The company started by looking for small sites in excellent locations. Opus Homes’ first site, River’s Edge in Brampton, offered detached homes on 40-, 50- and 65-foot lots and only two of 36 are still available. When Endeavour in Whitby launched in late January, 22 of 28 lots sold on opening weekend. Endeavour includes detached homes on 40- and 50-foot lots, in a double cul-de-sac surrounded by forest.

DeGasperis-Ronco says a sound marketing program has helped get Opus off to a successful start and the company has relied heavily on database and email marketing and giving a professional sales pitch. When people call or email Opus, they get a personal response from DeGasperis-Ronco or one of her team members.

Sustainability is another important part of the Opus philosophy. As well as energy-saving and eco-friendly features in its homes (heat recovery ventilators, dual-flush toilets, Energy Star appliances and lighting fixtures, products made from recycled or renewable materials), Opus has adopted a corporate green policy, using motion sensors to trigger lighting, using recycled paper, using natural light as much as possible and using filtered water served in glass or ceramic vessels with no plastic bottles allowed.

“You can’t just talk the talk, you have to walk the walk,” says DeGasperis-Ronco.

GIVING BACK

Instead of giving a traditional closing day gift to its buyers, Opus Homes has created the Families Helping Families program.

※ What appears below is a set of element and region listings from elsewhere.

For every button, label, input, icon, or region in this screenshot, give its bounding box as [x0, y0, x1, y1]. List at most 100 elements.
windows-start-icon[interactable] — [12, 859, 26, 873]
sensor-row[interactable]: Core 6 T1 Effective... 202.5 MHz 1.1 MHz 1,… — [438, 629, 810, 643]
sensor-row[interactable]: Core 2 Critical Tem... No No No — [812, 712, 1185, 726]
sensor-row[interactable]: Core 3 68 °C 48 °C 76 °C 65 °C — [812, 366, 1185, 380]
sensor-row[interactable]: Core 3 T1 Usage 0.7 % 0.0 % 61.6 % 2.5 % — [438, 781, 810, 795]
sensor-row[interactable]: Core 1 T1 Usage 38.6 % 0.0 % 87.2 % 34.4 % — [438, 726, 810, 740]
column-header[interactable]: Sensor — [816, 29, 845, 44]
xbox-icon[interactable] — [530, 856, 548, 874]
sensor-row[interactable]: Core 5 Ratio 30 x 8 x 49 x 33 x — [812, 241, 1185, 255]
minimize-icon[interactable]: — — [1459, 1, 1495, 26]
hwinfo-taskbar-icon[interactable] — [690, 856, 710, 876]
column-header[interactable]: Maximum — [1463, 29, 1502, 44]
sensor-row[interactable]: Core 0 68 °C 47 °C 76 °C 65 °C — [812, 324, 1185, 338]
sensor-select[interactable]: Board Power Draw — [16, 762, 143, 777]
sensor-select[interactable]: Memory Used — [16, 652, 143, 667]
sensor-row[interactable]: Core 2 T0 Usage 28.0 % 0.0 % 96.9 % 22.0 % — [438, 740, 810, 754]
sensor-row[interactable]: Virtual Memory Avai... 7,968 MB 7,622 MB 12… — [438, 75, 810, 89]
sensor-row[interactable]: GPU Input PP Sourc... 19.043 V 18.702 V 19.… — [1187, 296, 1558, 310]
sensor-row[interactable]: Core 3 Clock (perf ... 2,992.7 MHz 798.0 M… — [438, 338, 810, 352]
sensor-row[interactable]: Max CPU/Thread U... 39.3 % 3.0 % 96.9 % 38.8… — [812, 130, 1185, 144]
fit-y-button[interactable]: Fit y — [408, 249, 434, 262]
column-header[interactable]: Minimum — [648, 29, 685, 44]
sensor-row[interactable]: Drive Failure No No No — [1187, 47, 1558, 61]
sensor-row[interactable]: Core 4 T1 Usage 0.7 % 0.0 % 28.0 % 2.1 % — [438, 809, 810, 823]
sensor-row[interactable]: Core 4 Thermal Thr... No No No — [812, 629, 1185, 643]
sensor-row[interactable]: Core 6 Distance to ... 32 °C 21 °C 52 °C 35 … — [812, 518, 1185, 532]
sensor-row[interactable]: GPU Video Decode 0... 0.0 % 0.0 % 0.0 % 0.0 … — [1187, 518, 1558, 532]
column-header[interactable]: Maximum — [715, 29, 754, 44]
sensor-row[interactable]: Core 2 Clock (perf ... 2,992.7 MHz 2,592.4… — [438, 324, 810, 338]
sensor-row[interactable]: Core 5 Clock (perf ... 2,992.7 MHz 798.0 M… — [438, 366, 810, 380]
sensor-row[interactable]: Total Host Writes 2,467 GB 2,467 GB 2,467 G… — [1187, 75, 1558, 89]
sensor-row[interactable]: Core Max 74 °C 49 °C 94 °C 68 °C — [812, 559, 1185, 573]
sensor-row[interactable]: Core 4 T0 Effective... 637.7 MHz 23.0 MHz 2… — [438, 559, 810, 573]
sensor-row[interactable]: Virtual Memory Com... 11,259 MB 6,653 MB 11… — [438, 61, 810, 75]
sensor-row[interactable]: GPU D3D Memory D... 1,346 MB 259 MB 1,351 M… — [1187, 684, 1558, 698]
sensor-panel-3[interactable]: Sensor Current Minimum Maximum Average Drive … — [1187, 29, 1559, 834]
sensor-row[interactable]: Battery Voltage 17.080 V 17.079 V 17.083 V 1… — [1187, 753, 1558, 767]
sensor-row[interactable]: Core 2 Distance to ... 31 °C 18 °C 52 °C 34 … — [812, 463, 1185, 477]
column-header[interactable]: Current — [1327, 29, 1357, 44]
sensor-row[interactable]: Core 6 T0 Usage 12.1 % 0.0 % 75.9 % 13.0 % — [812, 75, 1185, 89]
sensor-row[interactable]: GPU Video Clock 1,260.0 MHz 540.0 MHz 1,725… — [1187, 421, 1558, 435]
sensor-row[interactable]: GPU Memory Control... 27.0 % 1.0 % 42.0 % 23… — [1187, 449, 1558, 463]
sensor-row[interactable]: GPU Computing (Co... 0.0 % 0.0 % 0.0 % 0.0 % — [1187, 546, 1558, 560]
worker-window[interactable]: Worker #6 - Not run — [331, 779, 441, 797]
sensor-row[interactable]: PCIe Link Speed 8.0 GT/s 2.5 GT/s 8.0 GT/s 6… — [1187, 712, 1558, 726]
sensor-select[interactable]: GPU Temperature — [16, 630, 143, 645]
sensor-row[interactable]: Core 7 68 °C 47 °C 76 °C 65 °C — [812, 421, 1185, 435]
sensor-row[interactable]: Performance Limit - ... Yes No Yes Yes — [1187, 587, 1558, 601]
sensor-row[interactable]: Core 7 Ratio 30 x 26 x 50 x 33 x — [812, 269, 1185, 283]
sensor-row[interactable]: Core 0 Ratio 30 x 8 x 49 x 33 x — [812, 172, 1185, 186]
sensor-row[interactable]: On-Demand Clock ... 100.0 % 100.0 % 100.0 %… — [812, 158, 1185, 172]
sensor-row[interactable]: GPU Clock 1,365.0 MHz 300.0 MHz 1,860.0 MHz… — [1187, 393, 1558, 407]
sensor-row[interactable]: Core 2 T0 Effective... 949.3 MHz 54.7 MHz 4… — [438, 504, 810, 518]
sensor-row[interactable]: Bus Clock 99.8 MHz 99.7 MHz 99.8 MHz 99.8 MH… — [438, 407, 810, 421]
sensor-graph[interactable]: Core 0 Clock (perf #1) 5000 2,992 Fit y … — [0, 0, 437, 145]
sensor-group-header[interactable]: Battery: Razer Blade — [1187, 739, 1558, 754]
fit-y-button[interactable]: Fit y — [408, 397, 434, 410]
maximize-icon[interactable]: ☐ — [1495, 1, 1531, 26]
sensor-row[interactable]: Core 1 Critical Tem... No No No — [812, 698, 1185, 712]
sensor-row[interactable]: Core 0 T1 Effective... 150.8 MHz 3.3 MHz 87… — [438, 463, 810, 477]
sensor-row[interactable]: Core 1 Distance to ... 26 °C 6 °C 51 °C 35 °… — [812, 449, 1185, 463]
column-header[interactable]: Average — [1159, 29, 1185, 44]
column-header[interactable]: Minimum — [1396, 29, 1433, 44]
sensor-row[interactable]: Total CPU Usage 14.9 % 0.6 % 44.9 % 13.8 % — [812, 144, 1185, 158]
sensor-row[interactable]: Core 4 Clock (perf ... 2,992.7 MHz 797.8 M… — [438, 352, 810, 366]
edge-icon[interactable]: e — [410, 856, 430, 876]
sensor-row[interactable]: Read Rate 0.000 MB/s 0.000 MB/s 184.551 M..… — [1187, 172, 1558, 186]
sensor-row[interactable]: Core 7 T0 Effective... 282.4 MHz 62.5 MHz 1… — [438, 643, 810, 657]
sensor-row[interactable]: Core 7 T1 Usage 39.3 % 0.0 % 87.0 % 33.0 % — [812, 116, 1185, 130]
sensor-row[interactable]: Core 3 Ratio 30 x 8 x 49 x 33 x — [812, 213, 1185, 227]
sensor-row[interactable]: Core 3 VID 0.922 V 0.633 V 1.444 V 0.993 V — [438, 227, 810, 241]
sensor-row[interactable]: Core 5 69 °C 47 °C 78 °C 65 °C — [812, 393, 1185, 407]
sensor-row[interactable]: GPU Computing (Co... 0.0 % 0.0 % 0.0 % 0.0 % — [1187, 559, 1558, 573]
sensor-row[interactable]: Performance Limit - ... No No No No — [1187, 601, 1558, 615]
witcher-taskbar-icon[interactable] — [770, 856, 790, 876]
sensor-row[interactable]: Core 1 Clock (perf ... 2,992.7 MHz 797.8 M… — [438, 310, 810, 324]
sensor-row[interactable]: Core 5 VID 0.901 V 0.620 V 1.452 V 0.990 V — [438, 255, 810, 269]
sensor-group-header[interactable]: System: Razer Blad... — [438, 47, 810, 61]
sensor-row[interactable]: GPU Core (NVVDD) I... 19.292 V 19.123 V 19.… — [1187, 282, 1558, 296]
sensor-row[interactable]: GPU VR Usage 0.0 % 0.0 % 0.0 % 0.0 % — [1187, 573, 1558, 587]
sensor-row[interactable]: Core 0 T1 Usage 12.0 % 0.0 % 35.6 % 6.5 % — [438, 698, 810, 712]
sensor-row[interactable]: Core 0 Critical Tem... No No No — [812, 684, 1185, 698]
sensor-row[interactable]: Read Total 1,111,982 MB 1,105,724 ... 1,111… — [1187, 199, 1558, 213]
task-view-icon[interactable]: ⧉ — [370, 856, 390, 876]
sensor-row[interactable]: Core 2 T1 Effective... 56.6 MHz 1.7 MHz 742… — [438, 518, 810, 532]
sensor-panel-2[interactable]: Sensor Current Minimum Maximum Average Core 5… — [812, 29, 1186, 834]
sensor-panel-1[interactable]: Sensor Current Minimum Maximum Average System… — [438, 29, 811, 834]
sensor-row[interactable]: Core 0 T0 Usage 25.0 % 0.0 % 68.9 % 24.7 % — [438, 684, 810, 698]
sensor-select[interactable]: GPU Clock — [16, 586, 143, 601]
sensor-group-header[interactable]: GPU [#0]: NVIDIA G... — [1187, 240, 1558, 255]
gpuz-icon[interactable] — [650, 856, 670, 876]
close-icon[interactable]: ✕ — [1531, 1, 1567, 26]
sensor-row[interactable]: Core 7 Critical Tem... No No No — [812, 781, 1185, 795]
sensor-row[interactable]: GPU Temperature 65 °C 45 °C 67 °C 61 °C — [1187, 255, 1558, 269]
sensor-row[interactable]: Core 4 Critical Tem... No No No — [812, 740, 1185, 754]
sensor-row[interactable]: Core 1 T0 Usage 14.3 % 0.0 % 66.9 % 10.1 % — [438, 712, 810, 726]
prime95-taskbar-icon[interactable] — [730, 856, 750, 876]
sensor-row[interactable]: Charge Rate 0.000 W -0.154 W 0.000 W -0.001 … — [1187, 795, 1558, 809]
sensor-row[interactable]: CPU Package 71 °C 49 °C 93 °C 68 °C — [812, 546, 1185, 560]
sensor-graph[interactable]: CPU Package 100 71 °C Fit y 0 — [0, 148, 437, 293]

Buyers can choose from several charitable organizations that Opus supports and the company will make a donation in the buyers’ name. Those charities include the Ride to Conquer Cancer, Earth Rangers, the Salvation Army (Brampton) and the ETA Vaughan women’s shelter.

Carlo DeGasperis has participated in the Ride to Conquer Cancer for the past five years and in 2010 was the top contributor to the cause. Opus also contributed to CTV’s Toy Mountain in 2011.

“I’ve been very privileged in my lifetime and been given a lot of opportunities and I need to pay it forward,” says Andrea DeGasperis-Ronco.